There were 158 terrorist attacks in the country in 2018 and as one can imagine, this had had a drastic effect on everyday life, especially schooling. In the three areas affected by an upsurge in violence in Burkina Faso, 1,111 out of 2,869 schools have closed in recent months. This has affected more than 150,000 children.

“When children miss out on school – especially in times of conflict – not only are they unable to learn the skills they need to build peaceful and prosperous communities; they also become vulnerable to horrific forms of exploitation including sexual abuse and forced recruitment into armed groups,”

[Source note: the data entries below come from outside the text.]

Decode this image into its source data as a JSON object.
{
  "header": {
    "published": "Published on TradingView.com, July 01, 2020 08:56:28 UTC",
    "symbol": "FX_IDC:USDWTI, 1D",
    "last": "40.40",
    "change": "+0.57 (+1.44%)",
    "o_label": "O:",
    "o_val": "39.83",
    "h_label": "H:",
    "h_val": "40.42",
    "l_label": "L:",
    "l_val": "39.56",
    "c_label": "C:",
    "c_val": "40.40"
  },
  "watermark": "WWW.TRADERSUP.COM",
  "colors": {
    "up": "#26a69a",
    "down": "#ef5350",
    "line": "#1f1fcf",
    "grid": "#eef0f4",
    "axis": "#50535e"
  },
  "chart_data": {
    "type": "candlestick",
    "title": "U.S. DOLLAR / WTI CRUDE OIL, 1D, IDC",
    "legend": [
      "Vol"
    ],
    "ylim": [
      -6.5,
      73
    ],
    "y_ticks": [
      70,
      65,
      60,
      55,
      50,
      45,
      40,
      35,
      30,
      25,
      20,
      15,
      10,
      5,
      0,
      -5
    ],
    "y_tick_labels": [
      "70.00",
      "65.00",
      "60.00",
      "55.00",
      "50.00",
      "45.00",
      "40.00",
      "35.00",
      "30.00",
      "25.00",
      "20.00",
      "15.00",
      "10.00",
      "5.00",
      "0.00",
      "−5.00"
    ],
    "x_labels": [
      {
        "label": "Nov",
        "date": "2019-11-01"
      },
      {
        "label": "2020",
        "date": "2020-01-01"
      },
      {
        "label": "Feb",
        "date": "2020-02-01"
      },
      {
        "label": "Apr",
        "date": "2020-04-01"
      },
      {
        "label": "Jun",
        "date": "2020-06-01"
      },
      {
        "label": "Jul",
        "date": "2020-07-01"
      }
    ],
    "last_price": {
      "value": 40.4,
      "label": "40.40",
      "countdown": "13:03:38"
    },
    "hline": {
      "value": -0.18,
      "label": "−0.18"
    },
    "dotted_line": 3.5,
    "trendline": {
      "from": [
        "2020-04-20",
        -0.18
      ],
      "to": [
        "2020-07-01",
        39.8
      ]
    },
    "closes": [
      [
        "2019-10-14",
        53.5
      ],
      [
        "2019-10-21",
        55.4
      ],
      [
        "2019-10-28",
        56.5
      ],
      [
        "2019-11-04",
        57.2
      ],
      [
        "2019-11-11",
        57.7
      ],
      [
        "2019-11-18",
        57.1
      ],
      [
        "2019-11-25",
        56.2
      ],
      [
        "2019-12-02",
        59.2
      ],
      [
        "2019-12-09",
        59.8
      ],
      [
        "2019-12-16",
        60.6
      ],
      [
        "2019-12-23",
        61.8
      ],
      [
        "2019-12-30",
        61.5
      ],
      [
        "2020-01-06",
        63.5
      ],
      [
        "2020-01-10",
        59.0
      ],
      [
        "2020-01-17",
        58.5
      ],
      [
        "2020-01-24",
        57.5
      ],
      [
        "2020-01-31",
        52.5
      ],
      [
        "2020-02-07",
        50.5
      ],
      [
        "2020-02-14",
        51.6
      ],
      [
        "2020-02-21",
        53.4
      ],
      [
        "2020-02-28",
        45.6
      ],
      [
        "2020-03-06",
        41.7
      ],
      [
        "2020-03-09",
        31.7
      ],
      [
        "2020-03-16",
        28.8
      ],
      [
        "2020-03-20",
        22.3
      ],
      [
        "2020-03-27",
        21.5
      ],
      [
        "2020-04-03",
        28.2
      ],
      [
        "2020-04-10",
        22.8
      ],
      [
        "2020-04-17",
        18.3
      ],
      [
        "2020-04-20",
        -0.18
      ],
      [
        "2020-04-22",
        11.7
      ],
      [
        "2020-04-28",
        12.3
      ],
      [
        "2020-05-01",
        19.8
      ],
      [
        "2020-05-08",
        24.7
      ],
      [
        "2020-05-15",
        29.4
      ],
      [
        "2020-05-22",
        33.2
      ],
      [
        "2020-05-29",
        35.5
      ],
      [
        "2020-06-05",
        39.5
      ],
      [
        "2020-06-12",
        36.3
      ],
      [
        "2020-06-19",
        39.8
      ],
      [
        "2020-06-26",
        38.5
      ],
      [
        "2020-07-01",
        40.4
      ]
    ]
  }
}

–  Henrietta Fore, Executive Director of the UN children’s agency.

ACT is a Pathway to Hope

Charities and aid organisations have been intimidated in recent years and some have left but not ACT. With our partner, the charity, Child Hope (D’Abord des Enfant) we deliver education for impoverished children and business development for widows. It is the young, the new generations who will have to build up this nation and that simply can’t happen without a good education. Through the passion and hard work of people like Constantine (of Child Hope) himself an orphan, ACT has been able to develop a care and support system with; after school clubs, weekend tutoring and homework help. The children did very well achieving pass rates well above the national average and we now work across 14 districts. This system has been so successful we have supported hundreds of kids though school and given them opportunities to be children and have fun in spaces away from conflict and want.

And for Widows, our village MBA gives them support to plan, develop and implement business ideas either independently or in collaboration with others. This business skills training is broken down into the ‘five Ps’; Pricing, Product, Place, Packaging and Promotion.

Using this system we have enabled more than 300 women to start initiatives, which develop skills and make money. One of our success stories is Collette Ilboudou, who had the idea to start manufacturing clothes. With our support she was able to turn one loom and herself into a business of 12 looms and a team of workers.

Another positive consequence of helping people is that they in turn are likely to help others. This simple principle cannot be seen any more clearly than in the work of Jaques Tonde and the ACT Alumni Group. Jaques was a child we helped through school and he wanted to give something back so he setup a network of ACT graduates, whose mission is to raise money to help fund further ACT outreach work in Burkina Faso.  In 2018 the ACT Alumni Group of Burkina Faso collected 70,000CFA and donated it to ACT. So now our graduates are supporting the next generation who in turn will support the next. Burkina Faso is experiencing tough times at the moment but education and improved material conditions are essential if the country is to retain its reputation for tolerance. The work ACT does is an important example of what can and needs to be done.